Not sure if this confirms they are using the same packages.

Q: What’s your cluster setup? Are you running on multiple nodes, and is the xgboost/xgboost_ray/ray version the same on every node?

I have three machines. I set up the workspace (/mnt/NAS/ShareFolder/MyRepo) in a NAS directory which are accessible for these three machine and have mounted under the same directory structure. In the workspace, I created a Python 3.8.13 virtual environment (/mnt/NAS/ShareFolder/MyRepo/MyVenv), which installed ray==2.8.1, xgboost-ray==0.1.19, xgboost==2.0.2.
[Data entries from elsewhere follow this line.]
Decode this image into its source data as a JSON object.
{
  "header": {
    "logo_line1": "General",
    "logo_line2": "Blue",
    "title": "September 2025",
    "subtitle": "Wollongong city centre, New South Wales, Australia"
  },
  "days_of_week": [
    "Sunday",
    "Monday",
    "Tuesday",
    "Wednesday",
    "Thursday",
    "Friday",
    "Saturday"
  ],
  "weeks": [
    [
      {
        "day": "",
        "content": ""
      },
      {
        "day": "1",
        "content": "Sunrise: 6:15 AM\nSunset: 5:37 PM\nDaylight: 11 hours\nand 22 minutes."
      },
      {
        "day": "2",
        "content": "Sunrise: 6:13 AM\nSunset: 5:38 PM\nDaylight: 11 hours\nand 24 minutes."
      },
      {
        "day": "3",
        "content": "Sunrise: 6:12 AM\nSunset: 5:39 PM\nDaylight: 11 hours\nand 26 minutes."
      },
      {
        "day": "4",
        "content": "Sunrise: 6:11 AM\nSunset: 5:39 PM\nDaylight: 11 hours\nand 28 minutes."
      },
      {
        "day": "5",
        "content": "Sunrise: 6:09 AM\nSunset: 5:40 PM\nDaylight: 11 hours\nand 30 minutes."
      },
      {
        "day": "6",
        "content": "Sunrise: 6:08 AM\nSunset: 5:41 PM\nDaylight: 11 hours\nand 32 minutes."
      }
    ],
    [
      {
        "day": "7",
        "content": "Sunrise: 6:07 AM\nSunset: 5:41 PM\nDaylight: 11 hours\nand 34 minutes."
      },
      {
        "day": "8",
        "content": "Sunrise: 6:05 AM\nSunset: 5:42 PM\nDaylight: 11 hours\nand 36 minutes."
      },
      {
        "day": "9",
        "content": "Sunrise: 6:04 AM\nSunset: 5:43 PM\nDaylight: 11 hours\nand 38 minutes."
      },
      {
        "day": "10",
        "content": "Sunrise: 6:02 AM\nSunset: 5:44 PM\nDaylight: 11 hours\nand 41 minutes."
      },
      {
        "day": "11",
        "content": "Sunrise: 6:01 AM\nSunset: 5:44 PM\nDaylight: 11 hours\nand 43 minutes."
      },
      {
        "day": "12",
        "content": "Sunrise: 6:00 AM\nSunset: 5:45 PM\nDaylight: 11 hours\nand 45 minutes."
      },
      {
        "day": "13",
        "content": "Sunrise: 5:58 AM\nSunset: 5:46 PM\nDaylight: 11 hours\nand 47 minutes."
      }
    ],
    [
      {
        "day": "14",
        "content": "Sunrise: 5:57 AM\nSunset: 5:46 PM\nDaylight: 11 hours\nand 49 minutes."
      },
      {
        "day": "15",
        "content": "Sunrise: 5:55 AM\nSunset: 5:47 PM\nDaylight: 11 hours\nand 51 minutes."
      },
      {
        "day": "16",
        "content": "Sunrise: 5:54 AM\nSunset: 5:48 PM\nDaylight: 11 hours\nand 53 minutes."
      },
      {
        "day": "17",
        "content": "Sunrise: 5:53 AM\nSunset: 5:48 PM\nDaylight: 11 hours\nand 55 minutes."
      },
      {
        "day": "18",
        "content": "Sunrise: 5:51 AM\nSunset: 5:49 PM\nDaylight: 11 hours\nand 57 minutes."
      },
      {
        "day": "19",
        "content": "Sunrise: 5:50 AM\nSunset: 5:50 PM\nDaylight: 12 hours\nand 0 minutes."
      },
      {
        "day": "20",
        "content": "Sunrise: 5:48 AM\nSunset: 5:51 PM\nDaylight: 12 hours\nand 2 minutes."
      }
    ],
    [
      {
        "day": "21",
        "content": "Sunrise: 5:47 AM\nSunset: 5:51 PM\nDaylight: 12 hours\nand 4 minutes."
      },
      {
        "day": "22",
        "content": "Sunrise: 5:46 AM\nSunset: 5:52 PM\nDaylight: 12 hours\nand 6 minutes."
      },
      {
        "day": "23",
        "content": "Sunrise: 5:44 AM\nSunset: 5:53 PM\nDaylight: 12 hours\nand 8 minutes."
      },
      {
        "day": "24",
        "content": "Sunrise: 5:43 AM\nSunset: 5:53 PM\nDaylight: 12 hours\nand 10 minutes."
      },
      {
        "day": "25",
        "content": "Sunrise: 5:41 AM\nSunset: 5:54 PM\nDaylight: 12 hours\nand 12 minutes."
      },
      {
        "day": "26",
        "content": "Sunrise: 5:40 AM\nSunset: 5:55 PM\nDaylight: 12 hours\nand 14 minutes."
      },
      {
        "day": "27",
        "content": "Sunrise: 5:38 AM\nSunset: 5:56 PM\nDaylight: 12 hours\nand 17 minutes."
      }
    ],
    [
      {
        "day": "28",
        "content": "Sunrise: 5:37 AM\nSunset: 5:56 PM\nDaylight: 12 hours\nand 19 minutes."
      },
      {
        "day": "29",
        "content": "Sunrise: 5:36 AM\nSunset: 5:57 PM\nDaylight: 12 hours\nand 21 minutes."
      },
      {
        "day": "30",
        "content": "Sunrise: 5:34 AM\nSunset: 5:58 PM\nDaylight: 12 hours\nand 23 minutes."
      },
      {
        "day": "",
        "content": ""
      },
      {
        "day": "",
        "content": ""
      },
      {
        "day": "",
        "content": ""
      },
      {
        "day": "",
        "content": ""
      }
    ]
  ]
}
And I start the cluster like this

  1. Start the head node on a machine
# launch_ray_head_node.sh
RAY_record_ref_creation_sites=1 RAY_PROMETHEUS_HOST=http://192.168.222.235:9000 RAY_GRAFANA_HOST=http://192.168.222.235:3000 RAY_scheduler_spread_threshold=0.0 /mnt/NAS/ShareFolder/MyRepo/MyVenv/bin/ray start --head --node-ip-address 192.168.222.235 --port 6379 --dashboard-host 0.0.0.0 --dashboard-port 8265 --object-store-memory 450000000000
  1. Start the other two machines
# launch_ray_worker_node.sh
RAY_record_ref_creation_sites=1 RAY_scheduler_spread_threshold=0.0 /mnt/NAS/ShareFolder/MyRepo/MyVenv/bin/ray --address 192.168.222.235:6379 --object-store-memory 450000000000
  1. Start the training
/mnt/NAS/ShareFolder/MyRepo/MyVenv/bin/python -m trainer.ray_training

In this script, I have a RunConfig like this, which directs the checkpoint to the NAS share folder

run_config = RunConfig(
    name="ExperimentName",
    storage_path="/mnt/NAS/ShareFolder/MyRepo/Results",
    ...
)

If the Ray version is inconsistent, it will raise an error at the cluster starting phase, but I am not sure if it will warn for other packages.